话一出口,朋友的表情顿时像被胶水黏住一样僵住了。语气也变得干巴巴的。
“呃,你不会想跟我说,你以前遭遇过那种倒霉事吧。”
点了点头后,就看到苏沿不自然地扯了扯嘴角,挠着后颈长长呼了一口气。
“还真可怜呢……”
这个平时惯了嬉皮笑脸,冷嘲热讽的家伙果然很不擅长应对沉重的话题。唉,这就是那种日后只会用拳头表达对儿子关爱的笨蛋老爸啊。

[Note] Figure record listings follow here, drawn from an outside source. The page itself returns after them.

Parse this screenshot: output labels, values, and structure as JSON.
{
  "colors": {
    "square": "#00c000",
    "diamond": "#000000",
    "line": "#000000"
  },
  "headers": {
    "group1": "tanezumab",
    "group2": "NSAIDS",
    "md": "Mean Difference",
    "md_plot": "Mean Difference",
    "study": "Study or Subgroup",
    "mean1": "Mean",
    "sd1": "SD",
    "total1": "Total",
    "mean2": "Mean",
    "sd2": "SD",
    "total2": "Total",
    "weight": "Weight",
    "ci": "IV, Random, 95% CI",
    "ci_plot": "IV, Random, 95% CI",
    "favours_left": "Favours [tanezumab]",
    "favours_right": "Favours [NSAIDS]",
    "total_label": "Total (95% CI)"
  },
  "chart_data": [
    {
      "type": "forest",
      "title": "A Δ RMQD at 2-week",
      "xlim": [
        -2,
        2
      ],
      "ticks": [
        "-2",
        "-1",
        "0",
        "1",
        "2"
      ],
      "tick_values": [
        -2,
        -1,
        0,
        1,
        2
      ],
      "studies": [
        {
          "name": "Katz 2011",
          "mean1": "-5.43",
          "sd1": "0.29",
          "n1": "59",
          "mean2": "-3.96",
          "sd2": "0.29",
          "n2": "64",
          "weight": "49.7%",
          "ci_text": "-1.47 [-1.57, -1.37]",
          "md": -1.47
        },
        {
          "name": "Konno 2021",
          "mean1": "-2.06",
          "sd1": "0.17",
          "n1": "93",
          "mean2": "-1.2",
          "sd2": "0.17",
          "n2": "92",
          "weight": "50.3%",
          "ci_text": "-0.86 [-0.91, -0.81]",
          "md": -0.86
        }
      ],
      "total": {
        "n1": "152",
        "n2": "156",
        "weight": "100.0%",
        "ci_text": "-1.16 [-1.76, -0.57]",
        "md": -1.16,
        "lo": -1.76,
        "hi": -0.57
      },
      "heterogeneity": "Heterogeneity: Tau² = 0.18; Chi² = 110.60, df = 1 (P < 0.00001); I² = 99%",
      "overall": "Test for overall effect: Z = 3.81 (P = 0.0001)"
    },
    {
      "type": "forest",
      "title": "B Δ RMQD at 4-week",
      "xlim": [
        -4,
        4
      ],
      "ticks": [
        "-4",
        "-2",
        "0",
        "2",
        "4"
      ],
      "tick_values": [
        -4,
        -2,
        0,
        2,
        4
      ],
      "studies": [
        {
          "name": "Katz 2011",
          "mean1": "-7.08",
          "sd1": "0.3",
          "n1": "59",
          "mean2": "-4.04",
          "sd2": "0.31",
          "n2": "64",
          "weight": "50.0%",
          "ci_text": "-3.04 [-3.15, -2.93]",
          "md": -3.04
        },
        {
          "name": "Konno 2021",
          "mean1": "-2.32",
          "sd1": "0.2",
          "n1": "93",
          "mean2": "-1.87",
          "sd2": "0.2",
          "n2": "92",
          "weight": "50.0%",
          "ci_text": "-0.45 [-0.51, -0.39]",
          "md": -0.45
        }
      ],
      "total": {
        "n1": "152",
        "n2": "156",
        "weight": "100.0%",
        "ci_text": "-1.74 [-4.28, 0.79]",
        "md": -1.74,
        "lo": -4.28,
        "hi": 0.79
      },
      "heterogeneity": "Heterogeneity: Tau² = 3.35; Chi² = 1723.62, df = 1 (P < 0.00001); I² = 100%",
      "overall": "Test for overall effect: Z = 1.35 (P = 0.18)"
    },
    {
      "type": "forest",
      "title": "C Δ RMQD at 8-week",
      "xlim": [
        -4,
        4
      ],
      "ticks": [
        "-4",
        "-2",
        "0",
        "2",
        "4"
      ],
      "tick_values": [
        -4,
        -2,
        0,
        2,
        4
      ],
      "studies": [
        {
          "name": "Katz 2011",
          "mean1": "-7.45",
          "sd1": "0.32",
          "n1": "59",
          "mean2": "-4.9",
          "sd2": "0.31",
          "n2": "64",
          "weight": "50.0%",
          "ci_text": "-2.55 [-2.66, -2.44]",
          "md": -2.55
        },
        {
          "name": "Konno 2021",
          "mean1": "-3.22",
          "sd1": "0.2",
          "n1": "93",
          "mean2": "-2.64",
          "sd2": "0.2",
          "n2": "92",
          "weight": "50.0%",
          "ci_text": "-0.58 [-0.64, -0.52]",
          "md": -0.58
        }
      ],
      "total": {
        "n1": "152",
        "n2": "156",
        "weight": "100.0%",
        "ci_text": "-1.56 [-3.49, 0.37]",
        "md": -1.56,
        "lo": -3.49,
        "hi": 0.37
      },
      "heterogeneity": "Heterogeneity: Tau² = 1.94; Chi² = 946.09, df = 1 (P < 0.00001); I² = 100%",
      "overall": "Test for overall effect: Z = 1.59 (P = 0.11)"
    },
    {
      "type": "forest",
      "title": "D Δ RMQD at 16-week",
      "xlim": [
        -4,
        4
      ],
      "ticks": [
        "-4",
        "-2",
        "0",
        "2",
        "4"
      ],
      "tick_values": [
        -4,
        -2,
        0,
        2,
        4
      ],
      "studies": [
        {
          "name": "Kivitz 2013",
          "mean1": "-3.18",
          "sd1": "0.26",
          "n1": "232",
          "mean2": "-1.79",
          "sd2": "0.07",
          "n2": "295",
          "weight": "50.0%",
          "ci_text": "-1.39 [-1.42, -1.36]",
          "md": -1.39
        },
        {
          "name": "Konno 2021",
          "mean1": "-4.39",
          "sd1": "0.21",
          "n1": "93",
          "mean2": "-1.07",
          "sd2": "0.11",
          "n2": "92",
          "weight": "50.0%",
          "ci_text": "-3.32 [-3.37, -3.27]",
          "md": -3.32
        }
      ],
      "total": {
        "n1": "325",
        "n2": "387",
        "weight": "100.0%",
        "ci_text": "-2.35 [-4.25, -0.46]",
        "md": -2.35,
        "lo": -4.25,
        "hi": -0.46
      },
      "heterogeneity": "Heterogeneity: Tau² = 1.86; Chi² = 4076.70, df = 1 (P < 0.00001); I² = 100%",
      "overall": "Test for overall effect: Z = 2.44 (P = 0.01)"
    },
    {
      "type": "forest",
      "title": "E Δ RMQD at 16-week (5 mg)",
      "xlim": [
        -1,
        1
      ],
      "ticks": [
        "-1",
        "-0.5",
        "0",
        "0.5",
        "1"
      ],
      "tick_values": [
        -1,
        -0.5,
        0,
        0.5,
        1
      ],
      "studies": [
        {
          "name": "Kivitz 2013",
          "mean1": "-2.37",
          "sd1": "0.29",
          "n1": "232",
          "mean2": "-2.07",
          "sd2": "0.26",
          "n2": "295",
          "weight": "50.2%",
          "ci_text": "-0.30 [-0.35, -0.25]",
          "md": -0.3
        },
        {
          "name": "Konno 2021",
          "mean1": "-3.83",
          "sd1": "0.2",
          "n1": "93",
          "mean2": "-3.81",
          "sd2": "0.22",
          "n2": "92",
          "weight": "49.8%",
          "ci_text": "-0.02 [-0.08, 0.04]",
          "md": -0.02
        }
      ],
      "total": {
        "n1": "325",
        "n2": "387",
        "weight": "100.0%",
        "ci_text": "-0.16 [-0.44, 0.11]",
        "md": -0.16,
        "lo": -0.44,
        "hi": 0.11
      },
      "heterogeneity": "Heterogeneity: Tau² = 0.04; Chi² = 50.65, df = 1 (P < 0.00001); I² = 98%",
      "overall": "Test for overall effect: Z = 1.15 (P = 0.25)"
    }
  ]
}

顿了顿后,陆靳深呼吸了一口气。仍然在没骨气地微微颤抖着的手紧抓住身下的床单。
“然后呢,当时欺负我的人就是我现在的邻居。”
话音刚落,他听到的第一句话竟然是充满惊讶的一句“你也太弱了吧”。顿时,他的脸红到耳根去了。
“那、那个,你看嘛!”
陆靳一拍手掌,义正词严地辩驳起来了。
“那家伙现在一副牛高马大的模样。你可以想象到他在初中的时候也有多么、多么大块头啦……”
话说到后面就气虚了。
简直是弥天笑话。那时候的袁乐轩瘦小得比陆靳还要矮一个头,加上总是躲在阴暗处,几乎从没有参加过体育锻炼,于是手脚像干柴一样瘦弱,身上更没有多少肉,是个标准的弱不禁风病美人。
但是,哪怕是最柔弱无力的小猫也有利爪。而袁乐轩的利爪是对自己生命的轻视以及对死的毫不在乎。
不怕一个人凶,就怕他不要命。照此说来,当时的袁乐轩可真是无敌了。
然而不知道过去情形,只看到当下那个比自己还要结实的袁乐轩,苏沿倒是很自然就接受了自己的说法,点着头连声称是。
“然后呢,你就被塞垃里,拉到体育馆后面当沙包打,还有架着刀子威胁偷家里的钱孝敬他?”
“咦?也、也没那么严重啦。”
“什么啊。”
苏沿哈的一声笑了出来。像被胶水凝住了的表情总算和缓了一点。
“看到你一副背负着全世界不幸的臭模样,我还以为你甚至被打到送进了医院呢。”
确实最后被刺伤并送进医院了,只不过并不是“欺负”,而是那家伙口中叫嚣着的“殉情”。
“无论怎样也好。你不觉得那种把自己的快乐建筑在他人痛苦之上的行为很可恨吗?有些伤痕是无法消去的。无论怎么补救都没有用。而且那种本性恶劣的家伙真的会诚心悔改吗?真叫人怀疑呢。总之我绝对不会原谅那家伙的,一辈子也不会原谅他。”